Moscow and Karelia held a day of mourning Monday after 14 children died in a boating accident in Russia's northern Karelia region on Sunday.

Authorities have accused the summer camp’s leaders of delayed rescue attempts, failure to heed weather warnings and general negligence.

President Vladimir Putin expressed his “deepest condolences” and instructed the Investigative Committee to find those responsible, the TASS news agency reported Monday. The committee has opened a criminal case in connection with the incident.

Prime Minister Dmitry Medvedev said that the accident was a result of “egregious” criminal negligence, the Interfax news agency reported.

The deputy head of the Education and Science Ministry Veniamin Kaganov said that the camp leaders are responsible for the deaths, as they hired staff without appropriate training.

The Russian football team intended to wear mourning bands during their Euro Cup match against Wales on Monday, but UEFA denied their request.

Five people have been arrested since the incident, including the camp’s director. A group of children was on a rafting trip with four instructors when a storm overturned their boats.

Russian State Duma speaker Sergei Naryshkin called for a thorough investigation into the tragedy, adding that those responsible must be strictly punished, the RIA Novosti news agency reported Monday.

“My thoughts and feelings are with every one of those who encounter this terrible grief today,” Naryshkin said.

Spokesman for the Russian Investigative Committee Vladimir Markin commented on the incident, claiming that the instructors who were supposed to look after the children sought to “save their own skin.”

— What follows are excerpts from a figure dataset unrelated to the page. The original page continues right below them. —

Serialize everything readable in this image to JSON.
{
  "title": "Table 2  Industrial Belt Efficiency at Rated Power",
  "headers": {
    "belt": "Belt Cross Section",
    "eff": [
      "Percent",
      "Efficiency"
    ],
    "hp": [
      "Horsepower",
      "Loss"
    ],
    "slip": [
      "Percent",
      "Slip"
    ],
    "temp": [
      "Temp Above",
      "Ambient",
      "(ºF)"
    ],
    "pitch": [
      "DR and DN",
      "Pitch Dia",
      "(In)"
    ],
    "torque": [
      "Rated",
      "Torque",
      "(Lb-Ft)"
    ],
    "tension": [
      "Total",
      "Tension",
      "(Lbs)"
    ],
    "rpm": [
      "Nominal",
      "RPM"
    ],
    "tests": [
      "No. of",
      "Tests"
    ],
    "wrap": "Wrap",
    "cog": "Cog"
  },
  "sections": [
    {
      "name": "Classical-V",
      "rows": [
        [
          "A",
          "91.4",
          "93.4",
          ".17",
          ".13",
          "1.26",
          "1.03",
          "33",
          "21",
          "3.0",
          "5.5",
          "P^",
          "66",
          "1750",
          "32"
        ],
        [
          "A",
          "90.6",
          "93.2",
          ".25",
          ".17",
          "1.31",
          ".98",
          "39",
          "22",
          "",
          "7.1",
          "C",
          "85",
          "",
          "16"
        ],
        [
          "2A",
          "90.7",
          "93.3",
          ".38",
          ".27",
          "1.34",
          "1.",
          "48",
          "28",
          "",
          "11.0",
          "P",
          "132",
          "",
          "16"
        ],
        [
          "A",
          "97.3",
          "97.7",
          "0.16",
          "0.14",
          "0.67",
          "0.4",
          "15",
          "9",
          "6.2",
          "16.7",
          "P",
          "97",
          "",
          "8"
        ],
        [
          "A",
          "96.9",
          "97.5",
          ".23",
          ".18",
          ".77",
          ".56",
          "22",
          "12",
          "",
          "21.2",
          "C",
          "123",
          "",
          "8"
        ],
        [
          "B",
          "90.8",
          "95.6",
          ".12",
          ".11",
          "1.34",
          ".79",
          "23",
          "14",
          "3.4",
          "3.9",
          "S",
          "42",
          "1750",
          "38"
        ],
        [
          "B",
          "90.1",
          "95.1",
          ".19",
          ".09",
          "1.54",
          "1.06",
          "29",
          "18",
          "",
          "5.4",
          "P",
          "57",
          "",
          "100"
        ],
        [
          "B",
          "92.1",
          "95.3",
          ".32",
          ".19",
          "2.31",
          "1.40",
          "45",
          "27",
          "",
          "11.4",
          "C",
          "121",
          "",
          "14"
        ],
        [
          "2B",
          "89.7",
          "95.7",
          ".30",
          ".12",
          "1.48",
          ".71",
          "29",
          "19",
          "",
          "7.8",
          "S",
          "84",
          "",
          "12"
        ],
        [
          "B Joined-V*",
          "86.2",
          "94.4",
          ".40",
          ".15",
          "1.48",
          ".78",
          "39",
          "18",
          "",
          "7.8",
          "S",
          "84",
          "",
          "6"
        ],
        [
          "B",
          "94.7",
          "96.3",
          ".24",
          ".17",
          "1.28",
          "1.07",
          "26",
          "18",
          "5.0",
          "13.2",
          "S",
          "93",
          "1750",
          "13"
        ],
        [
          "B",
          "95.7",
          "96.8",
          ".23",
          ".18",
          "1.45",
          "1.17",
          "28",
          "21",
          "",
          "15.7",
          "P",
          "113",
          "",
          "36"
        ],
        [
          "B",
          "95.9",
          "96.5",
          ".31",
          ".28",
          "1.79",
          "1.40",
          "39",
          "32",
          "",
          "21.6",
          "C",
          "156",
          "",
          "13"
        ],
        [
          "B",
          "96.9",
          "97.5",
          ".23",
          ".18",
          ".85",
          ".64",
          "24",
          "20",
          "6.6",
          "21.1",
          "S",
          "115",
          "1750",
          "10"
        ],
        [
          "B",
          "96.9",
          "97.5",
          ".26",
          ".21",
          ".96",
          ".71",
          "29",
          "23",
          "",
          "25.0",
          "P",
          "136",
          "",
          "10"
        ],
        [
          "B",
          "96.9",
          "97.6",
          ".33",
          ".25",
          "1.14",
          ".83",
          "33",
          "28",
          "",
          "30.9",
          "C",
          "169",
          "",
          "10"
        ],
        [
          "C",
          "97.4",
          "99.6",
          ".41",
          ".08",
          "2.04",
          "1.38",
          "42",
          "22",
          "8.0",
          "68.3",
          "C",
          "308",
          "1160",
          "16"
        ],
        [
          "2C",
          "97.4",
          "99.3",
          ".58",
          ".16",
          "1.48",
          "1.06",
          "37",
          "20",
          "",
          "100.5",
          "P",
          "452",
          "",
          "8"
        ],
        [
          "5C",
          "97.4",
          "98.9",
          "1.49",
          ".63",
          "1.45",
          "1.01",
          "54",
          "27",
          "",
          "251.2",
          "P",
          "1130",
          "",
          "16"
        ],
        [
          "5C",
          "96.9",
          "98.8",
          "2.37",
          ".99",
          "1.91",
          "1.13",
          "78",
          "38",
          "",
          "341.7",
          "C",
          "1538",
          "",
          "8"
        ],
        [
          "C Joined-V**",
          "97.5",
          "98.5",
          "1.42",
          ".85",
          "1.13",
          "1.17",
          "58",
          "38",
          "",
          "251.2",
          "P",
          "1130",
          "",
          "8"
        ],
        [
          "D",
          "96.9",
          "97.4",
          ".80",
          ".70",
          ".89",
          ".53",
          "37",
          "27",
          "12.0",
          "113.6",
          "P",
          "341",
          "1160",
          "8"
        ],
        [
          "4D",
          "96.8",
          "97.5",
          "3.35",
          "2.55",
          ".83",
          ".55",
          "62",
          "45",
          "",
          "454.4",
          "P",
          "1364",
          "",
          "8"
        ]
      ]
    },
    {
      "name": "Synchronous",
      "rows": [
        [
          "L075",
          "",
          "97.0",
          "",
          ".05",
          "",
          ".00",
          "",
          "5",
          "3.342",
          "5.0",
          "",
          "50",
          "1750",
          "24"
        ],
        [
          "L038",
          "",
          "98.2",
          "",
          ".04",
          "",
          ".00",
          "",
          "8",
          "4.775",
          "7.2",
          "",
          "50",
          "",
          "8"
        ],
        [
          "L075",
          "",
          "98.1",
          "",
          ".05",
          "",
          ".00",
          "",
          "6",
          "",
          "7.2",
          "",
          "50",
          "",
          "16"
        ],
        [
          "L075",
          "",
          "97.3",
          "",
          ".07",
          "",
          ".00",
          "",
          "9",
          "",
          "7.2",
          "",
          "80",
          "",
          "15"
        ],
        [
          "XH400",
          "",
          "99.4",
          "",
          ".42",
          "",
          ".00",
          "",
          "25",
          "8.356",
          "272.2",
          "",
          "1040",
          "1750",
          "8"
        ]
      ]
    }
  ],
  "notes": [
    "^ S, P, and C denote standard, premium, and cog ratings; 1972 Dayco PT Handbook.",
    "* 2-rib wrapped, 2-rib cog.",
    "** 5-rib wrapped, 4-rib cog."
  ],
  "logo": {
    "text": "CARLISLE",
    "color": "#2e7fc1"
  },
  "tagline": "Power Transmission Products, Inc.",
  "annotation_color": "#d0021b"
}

“How could anyone even entrust them with children’s lives?” Markin wrote on Twitter.

He also claimed that the children sought to convince the instructors not to go rafting due to the “approaching storm,” but the instructors did not listen, the RIA Novosti news agency reported.

Vladimir Petrosyan, head of the Moscow Department of Social Protection, traveled to Karelia to assist with the investigation.

Petrosyan said that the company behind the incident has won a tender for summer camps for three years in a row thanks to their “interesting program,” the Echo Moskvy radio station reported.

“Children really liked this program, and they still do,” Petrosyan said in an interview with Echo Moskvy.

He also said that he met a father of one of the deceased children and claimed that he said “Children must learn how to run, how to jump and how to swim. Otherwise, what kind of children we will give Russia?”